Long (1997), Chapter 6
Assume \(y_{obs} \in (R, D, L)\).

\[ln({{pr(D|x)}\over{pr(R|x})}=\beta_{0,D|R}+\beta_{1,D|R}x\] \[ln({{pr(D|x)}\over{pr(L|x})}=\beta_{0,D|L}+\beta_{1,D|L}x\] \[ln({{pr(R|x)}\over{pr(L|x})}=\beta_{0,R|L}+\beta_{1,R|L}x\]

Intuition

\[{{pr(D|x)}\over{pr(R|x})}=exp(\beta_{0,D|R}+\beta_{1,D|R}x)\] \[{{pr(D|x)}\over{pr(L|x})}=exp(\beta_{0,D|L}+\beta_{1,D|L}x)\] \[{{pr(R|x)}\over{pr(L|x})}=exp(\beta_{0,R|L}+\beta_{1,R|L}x)\]

Intuition

However, the sum of the first two equations equals the third equation. We need not estimate each model; it’s redundant (and not identified)
Calculate the probability of being in the \(k\)th category

\[{{pr(y=K|x)}}={{exp(X\beta_{k})}\over {\sum_k exp(X\beta_{k})}}\]

Multiply the above expression by \(\tau\), \(exp(x\tau)/exp(x\tau)\)
The probabilities will stay the same, but \(\beta=\beta+\tau\)

Instead

\[ y_{obs} = \begin{array}{lr} D, 1/(1+\sum_{k=2}^K exp(XB_k))\\ R, exp(XB_{R})/(1+\sum_{k=2}^K exp(XB_k))\\ L, exp(XB_{L})/(1+\sum_{k=2}^K exp(XB_k))\\ \end{array} \]

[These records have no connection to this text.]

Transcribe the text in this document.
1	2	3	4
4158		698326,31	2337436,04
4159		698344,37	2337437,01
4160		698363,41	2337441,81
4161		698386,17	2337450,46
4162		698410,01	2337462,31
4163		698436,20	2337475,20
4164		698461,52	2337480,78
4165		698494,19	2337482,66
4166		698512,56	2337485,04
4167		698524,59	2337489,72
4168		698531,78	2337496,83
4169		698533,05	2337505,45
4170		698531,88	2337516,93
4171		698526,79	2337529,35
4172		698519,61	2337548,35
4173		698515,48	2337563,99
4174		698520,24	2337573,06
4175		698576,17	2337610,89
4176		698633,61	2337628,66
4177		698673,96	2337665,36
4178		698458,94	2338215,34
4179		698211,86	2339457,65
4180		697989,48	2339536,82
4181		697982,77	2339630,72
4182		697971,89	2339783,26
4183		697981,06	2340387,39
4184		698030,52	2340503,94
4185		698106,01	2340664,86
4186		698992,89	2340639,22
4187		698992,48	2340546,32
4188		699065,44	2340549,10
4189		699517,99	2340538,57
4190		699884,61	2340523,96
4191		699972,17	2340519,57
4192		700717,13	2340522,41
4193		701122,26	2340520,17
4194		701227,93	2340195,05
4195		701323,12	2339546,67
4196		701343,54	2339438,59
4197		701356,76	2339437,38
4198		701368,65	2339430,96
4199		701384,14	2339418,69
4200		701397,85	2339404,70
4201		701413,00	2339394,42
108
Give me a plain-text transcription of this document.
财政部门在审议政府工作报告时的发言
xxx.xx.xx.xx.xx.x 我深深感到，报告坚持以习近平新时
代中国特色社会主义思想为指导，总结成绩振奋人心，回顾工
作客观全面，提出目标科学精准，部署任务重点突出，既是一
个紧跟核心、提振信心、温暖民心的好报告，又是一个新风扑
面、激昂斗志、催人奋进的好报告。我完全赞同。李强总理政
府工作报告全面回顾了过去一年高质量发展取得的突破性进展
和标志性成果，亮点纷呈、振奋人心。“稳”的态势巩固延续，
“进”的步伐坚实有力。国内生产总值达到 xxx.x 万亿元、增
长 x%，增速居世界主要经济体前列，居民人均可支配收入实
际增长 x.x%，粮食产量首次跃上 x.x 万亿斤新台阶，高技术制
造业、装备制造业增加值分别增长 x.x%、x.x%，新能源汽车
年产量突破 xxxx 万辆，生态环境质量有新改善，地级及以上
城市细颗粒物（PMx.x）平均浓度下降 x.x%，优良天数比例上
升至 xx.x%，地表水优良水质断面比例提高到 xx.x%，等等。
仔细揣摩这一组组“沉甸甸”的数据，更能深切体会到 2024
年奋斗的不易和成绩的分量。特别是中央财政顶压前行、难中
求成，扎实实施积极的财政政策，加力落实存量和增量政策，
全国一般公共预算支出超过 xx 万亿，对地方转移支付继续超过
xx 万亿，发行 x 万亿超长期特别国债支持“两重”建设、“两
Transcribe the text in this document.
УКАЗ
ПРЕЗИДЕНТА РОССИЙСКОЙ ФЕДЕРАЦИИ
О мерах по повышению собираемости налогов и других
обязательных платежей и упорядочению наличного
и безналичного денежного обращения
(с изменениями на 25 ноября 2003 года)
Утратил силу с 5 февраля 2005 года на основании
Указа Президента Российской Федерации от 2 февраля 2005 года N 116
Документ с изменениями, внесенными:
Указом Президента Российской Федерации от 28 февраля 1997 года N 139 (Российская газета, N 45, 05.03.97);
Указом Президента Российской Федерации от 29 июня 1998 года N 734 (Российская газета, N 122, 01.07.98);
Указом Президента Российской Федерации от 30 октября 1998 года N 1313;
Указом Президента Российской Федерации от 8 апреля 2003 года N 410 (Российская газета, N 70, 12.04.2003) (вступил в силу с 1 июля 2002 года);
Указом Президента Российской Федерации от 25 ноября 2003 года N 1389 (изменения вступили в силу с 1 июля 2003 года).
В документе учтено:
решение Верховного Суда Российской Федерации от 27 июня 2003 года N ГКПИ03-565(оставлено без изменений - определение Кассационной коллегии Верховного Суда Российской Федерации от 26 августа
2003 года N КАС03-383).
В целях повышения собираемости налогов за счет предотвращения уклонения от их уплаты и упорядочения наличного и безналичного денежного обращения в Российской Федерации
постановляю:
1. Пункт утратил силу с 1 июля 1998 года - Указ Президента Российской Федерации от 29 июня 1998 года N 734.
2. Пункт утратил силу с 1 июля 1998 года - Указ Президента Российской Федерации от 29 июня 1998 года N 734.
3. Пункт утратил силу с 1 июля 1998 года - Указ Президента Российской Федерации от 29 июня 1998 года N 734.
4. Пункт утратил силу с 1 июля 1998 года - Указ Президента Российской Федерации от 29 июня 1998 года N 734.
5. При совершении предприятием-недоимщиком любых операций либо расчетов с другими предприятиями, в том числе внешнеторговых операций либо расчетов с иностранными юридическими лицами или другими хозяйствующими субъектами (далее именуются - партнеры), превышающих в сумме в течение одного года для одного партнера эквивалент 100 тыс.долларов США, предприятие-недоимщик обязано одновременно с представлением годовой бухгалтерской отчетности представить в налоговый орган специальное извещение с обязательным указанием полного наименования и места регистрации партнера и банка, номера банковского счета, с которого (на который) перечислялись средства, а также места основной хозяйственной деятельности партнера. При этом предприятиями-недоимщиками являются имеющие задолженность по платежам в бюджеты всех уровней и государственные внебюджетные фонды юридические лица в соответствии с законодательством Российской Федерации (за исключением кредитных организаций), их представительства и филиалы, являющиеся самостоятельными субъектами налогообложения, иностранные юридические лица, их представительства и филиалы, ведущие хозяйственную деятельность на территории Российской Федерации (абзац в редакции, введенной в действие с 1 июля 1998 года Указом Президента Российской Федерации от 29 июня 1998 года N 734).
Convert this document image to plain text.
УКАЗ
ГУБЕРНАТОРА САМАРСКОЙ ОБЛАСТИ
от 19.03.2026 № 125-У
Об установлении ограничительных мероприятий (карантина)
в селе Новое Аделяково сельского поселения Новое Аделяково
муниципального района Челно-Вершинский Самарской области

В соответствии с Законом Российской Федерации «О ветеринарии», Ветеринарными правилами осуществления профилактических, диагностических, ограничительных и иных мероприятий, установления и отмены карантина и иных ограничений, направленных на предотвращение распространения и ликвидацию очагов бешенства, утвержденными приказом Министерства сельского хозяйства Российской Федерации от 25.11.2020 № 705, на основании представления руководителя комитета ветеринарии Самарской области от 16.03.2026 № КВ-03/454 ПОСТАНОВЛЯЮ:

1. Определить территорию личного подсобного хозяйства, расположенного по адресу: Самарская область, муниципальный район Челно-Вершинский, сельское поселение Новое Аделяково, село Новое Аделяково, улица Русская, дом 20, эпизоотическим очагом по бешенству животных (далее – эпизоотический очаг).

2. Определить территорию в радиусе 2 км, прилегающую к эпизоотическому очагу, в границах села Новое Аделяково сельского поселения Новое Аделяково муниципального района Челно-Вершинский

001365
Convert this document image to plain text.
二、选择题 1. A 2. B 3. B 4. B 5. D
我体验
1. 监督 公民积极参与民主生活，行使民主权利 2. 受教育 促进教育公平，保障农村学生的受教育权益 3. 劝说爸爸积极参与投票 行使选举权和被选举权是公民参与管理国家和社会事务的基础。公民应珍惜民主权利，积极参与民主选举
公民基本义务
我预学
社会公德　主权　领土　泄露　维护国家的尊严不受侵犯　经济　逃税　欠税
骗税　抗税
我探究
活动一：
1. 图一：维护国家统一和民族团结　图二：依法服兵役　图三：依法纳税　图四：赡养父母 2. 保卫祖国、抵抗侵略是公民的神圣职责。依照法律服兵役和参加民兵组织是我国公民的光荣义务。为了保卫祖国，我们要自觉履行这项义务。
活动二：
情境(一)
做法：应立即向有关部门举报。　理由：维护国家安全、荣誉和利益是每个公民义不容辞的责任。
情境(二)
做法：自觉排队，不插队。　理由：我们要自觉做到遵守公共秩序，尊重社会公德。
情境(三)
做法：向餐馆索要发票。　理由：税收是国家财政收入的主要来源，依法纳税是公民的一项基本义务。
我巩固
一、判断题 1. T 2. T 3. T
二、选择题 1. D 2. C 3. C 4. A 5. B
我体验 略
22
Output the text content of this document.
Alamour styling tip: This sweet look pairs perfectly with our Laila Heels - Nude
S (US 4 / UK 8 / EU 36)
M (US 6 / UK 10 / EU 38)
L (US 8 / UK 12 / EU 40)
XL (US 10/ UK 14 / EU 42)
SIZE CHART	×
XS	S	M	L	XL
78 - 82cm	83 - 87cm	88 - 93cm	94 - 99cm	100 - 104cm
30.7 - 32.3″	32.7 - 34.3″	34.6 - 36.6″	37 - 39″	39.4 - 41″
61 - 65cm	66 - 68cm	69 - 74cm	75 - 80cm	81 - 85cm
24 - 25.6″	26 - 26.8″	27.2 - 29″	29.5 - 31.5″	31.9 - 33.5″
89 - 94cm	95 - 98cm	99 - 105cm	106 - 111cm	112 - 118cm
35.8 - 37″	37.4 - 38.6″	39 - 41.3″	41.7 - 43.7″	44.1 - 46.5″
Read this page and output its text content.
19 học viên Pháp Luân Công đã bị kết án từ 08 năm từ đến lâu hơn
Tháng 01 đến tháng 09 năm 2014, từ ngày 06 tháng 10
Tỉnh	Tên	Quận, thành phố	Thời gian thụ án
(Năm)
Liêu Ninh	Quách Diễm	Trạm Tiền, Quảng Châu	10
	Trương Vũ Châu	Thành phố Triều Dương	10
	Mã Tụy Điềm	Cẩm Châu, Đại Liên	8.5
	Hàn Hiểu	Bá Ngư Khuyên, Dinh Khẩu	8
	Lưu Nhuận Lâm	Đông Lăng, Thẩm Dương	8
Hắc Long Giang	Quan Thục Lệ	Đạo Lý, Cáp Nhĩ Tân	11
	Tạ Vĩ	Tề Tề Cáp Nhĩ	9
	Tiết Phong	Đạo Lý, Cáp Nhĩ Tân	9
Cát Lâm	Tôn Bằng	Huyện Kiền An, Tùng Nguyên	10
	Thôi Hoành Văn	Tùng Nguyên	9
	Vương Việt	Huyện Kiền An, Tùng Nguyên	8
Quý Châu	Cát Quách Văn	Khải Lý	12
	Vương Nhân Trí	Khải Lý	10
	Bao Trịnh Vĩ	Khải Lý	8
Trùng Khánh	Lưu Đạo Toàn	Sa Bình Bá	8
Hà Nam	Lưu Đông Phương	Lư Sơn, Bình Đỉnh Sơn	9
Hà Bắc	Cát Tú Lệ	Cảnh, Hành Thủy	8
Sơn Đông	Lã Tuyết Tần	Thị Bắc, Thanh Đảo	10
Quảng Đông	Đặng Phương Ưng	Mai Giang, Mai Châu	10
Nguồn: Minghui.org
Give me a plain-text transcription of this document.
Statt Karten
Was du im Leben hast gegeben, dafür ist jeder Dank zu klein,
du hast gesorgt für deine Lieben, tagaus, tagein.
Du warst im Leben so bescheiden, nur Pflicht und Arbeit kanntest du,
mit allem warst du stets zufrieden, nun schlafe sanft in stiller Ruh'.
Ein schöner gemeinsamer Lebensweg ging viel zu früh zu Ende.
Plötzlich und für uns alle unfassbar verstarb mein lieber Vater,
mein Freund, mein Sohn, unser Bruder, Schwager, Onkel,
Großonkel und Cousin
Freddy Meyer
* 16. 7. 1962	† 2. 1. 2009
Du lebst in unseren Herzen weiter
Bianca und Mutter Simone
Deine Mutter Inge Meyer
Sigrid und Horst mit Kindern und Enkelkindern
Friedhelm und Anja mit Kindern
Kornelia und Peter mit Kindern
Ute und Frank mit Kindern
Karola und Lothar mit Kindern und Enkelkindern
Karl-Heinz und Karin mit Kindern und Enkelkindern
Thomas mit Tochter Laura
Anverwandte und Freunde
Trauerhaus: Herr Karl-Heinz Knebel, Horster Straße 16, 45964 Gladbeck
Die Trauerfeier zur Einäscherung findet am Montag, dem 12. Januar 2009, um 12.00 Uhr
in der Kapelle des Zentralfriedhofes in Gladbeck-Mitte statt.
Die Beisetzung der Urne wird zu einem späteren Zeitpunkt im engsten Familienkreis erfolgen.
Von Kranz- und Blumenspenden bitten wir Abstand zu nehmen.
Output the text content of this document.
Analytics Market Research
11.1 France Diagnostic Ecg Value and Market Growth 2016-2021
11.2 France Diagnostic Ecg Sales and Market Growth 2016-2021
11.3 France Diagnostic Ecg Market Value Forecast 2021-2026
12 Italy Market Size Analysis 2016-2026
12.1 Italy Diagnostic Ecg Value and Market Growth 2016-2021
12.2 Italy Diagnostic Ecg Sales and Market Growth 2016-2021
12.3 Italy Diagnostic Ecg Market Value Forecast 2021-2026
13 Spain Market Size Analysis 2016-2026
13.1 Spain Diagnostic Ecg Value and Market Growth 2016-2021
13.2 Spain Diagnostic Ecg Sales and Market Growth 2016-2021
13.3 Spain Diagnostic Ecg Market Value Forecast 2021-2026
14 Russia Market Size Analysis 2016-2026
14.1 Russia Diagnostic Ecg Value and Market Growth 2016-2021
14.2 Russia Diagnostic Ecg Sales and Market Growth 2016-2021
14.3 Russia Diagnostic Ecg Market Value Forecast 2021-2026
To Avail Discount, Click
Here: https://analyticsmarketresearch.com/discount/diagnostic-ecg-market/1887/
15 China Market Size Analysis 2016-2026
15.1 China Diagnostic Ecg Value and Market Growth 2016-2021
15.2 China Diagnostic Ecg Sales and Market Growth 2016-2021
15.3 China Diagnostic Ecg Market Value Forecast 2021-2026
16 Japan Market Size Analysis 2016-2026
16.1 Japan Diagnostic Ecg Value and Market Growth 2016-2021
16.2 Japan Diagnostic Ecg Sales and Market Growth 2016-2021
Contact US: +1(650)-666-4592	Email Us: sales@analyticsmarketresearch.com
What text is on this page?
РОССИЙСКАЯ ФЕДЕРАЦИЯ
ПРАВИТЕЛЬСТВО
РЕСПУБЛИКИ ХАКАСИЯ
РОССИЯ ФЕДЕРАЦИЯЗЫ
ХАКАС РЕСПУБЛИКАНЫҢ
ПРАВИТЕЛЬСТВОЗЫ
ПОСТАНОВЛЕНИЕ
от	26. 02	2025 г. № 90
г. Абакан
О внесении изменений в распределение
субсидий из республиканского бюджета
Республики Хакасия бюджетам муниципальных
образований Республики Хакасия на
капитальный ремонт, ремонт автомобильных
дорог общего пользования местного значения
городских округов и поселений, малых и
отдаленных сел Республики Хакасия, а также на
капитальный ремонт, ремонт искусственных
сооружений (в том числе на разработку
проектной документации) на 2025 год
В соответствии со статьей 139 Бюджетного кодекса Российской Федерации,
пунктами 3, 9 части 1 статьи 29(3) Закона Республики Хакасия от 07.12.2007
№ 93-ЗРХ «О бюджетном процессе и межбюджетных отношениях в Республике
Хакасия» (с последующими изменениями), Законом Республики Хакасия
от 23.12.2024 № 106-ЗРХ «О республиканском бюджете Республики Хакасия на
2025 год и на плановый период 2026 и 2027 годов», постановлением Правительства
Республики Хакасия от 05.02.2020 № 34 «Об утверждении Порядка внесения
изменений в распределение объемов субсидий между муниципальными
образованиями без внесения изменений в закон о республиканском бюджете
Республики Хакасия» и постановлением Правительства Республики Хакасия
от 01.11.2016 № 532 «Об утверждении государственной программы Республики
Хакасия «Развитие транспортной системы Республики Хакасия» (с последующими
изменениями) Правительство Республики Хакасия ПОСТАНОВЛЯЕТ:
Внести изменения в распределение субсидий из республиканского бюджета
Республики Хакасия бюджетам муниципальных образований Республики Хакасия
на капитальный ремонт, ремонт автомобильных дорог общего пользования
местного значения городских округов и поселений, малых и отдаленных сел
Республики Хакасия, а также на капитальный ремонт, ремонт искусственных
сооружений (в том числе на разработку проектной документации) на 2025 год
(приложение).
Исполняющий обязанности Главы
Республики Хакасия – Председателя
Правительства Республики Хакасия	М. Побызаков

We estimate \(k-1\) unique equations, where one category serves as the baseline, reference category

The Likelihood

The probability of being in the \(k\)th category for the \(i\)th subject is,

\[ pr(y_{i}=K|x_i) = {exp(XB)}\over{\sum exp(XB)} \] - Calculate the joint parameter space, \(pr(y_{i}=1|X_i)\times pr(y_{i}=2|X_i) \times pr(y_{i}=3|X_i) \times....pr(y_{i}=K|X_i)\)

This is just the joint probability for category membership, for each subject, so

The Likelihood

\[ pr(y_{i}|X_i) = \prod_{k=1}^K {exp(XB)}\over{\sum exp(XB)} \]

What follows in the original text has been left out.